The Seven Ages Of Man Poem By William Shakespeare

Transcript of The Seven Ages Of Man poem written by William Shakespeare.

THE SEVEN AGES OF MAN POEM – What is The Seven Ages Of Man poem all about? A speech written by William Shakespeare.

This monologue, The Seven Ages Of Man, is written by William Shakespeare for the play As You Like It. This describes how Jacques divided the life of a man into seven stages. These are:

  1. Baby or infant
  2. School boy or child
  3. Lover
  4. Soldier
  5. Justice or judge
  6. Old man
  7. Extreme old age, again like a child

The speech is focused on the experience of men. It starts with being a helpless infant vomiting in the arms of his nurse and ends with extreme old age or second childhood. Why second childhood? It is because old men are dependent on others and have no teeth just like a child.

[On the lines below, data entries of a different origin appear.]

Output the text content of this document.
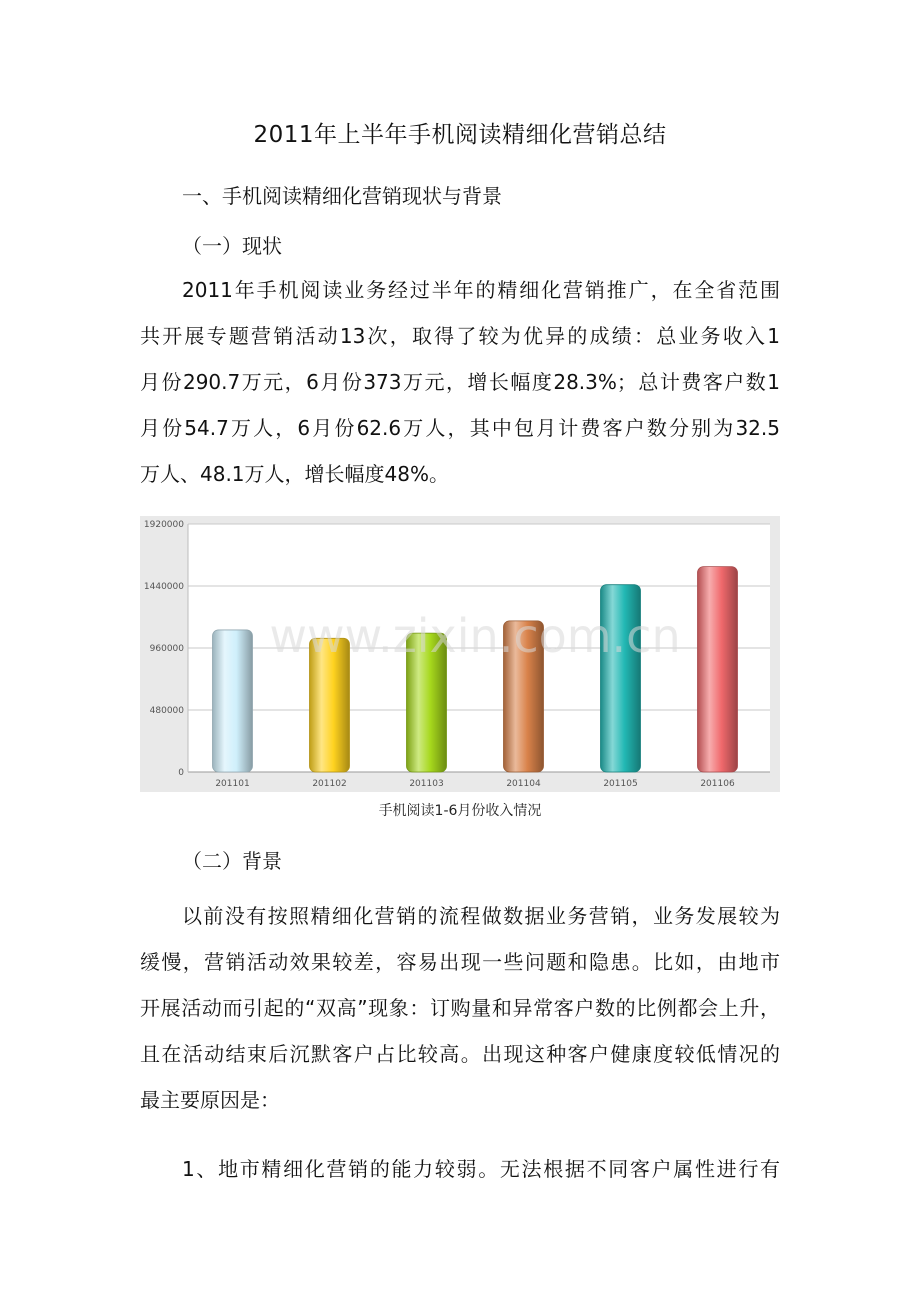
2011年上半年手机阅读精细化营销总结
一、手机阅读精细化营销现状与背景
（一）现状
2011年手机阅读业务经过半年的精细化营销推广，在全省范围
共开展专题营销活动13次，取得了较为优异的成绩：总业务收入1
月份290.7万元，6月份373万元，增长幅度28.3%；总计费客户数1
月份54.7万人，6月份62.6万人，其中包月计费客户数分别为32.5
万人、48.1万人，增长幅度48%。
0
480000
960000
1440000
1920000
201101	201102	201103	201104	201105	201106
www.zixin.com.cn
手机阅读1-6月份收入情况
（二）背景
以前没有按照精细化营销的流程做数据业务营销，业务发展较为
缓慢，营销活动效果较差，容易出现一些问题和隐患。比如，由地市
开展活动而引起的“双高”现象：订购量和异常客户数的比例都会上升，
且在活动结束后沉默客户占比较高。出现这种客户健康度较低情况的
最主要原因是：
1、地市精细化营销的能力较弱。无法根据不同客户属性进行有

The Seven Ages Of Man Poem

The Seven Ages of Man
Speech from William Shakespeare’s As You Like It, Act II scene vii

Jaques:

All the world’s a stage, 
And all the men and women merely players: 
They have their exits and their entrances; 
And one man in his time plays many parts, 
His acts being seven ages. At first the infant, 
Mewling and puking in the nurse’s arms. 
And then the whining school-boy, with his satchel 
And shining morning face, creeping like snail 
Unwillingly to school. And then the lover, 
Sighing like furnace, with a woeful ballad 
Made to his mistress’ eyebrow. Then a soldier, 
Full of strange oaths and bearded like the pard, 
Jealous in honour, sudden and quick in quarrel, 
Seeking the bubble reputation 
Even in the cannon’s mouth. And then the justice, 
In fair round belly with good capon lined, 
With eyes severe and beard of formal cut, 
Full of wise saws and modern instances; 
And so he plays his part. The sixth age shifts 
Into the lean and slipper’d pantaloon, 
With spectacles on nose and pouch on side, 
His youthful hose, well saved, a world too wide 
For his shrunk shank; and his big manly voice, 
Turning again toward childish treble, pipes 
And whistles in his sound. Last scene of all, 
That ends this strange eventful history, 
Is second childishness and mere oblivion, 
Sans teeth, sans eyes, sans taste, sans everything. 

Jacques is a melancholy lord. He is living in the Forest of Arden after being banished and his speech is about the changes a man experiences over the course of his life. Simply put, it is about the cycle of life from birth to death and having no way to escape it.